Gallup Engagement Index Deutschland 2025
Gallup, 2026, Deutsch
Bewertung
Der Gallup Engagement Index Deutschland 2025 zeigt die Hebelwirkung von Mitarbeiterbindung auf Produktivität sowie Fehlzeiten und unterstreicht die zentrale Rolle der Führungsqualität für die Zukunftsfähigkeit deutscher Unternehmen.
Untersuchte Fragestellung
Wie hoch ist der Grad der emotionalen Bindung von Beschäftigten in Deutschland? Welche Auswirkungen hat die Bindungsqualität auf Fehlzeiten, Fluktuation und Produktivität?

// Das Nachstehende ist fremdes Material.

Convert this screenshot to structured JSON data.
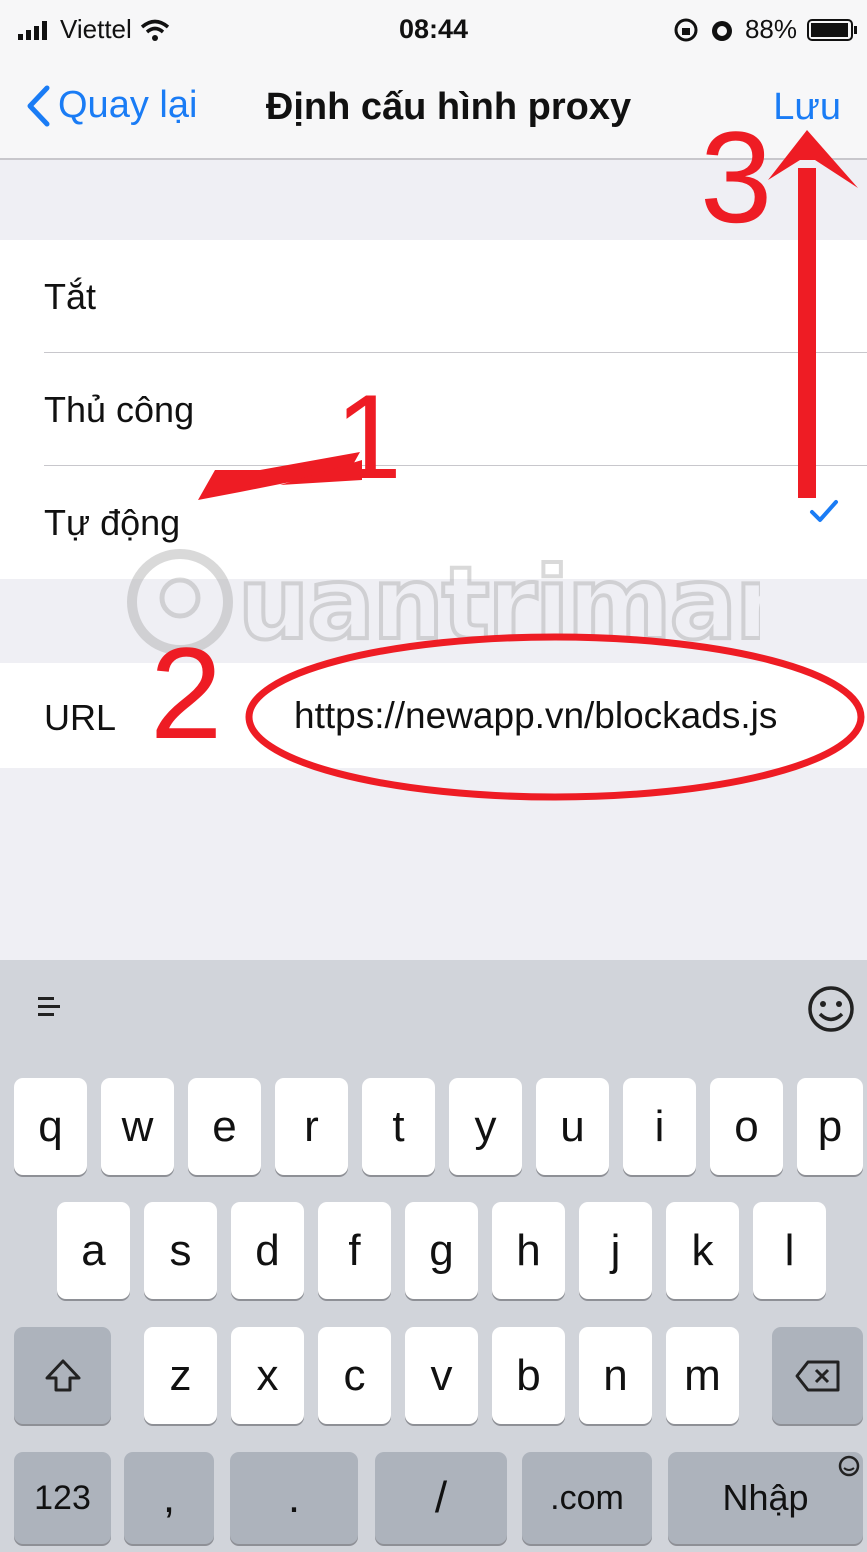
{
  "status": {
    "carrier": "Viettel",
    "time": "08:44",
    "battery": "88%"
  },
  "nav": {
    "back_label": "Quay lại",
    "title": "Định cấu hình proxy",
    "save_label": "Lưu"
  },
  "options": [
    {
      "label": "Tắt",
      "selected": false
    },
    {
      "label": "Thủ công",
      "selected": false
    },
    {
      "label": "Tự động",
      "selected": true
    }
  ],
  "url_field": {
    "label": "URL",
    "value": "https://newapp.vn/blockads.js"
  },
  "annotations": {
    "step1": "1",
    "step2": "2",
    "step3": "3",
    "color": "#ee1c24"
  },
  "watermark": "Quantrimang",
  "keyboard": {
    "row1": [
      "q",
      "w",
      "e",
      "r",
      "t",
      "y",
      "u",
      "i",
      "o",
      "p"
    ],
    "row2": [
      "a",
      "s",
      "d",
      "f",
      "g",
      "h",
      "j",
      "k",
      "l"
    ],
    "row3": [
      "z",
      "x",
      "c",
      "v",
      "b",
      "n",
      "m"
    ],
    "row4": {
      "numbers": "123",
      "comma": ",",
      "period": ".",
      "slash": "/",
      "dotcom": ".com",
      "enter": "Nhập"
    }
  },
  "colors": {
    "accent": "#1a7cf5",
    "annotation": "#ee1c24"
  }
}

Und wie beeinflussen der Einsatz von künstlicher Intelligenz und die Wahrnehmung der Geschäftsführung die Zukunftsangst der Mitarbeitenden?
Inhalte/Trends
Der Gallup Engagement Index Deutschland 2025 zeigt eine Stabilisierung auf niedrigem Niveau: Lediglich 10 % der Beschäftigten weisen eine hohe emotionale Bindung auf, während 77 % eine geringe Bindung aufweisen und „Dienst nach Vorschrift“ leisten. Der Anteil der inneren Kündiger stagniert zwar bei 13 %, verursacht durch Produktivitätseinbußen jedoch gesamtwirtschaftliche Kosten zwischen 119,2 und 142,3 Milliarden Euro. Trotz dieser geringen Bindung gibt es eine Trendumkehr bei der Bleibeabsicht: 56 % der Befragten planen, in einem Jahr noch beim aktuellen Arbeitgeber zu sein (2024: 50 %). Dies deutet auf ein gesteigertes Sicherheitsbedürfnis in einem volatilen Marktumfeld hin. Dennoch bleibt die Wechselbereitschaft hoch, da 74 % ihre Chancen auf dem Arbeitsmarkt als gut oder sehr gut einschätzen. Besonders kritisch ist die Lage bei Neueintritten: Jeder fünfte Mitarbeitende sucht bereits im ersten Jahr wieder aktiv nach einem neuen Job. Dies verdeutlicht die Onboarding-Lücke – nur 21 % der Neuzugänge bewerten ihren Einstiegsprozess als ausgezeichnet.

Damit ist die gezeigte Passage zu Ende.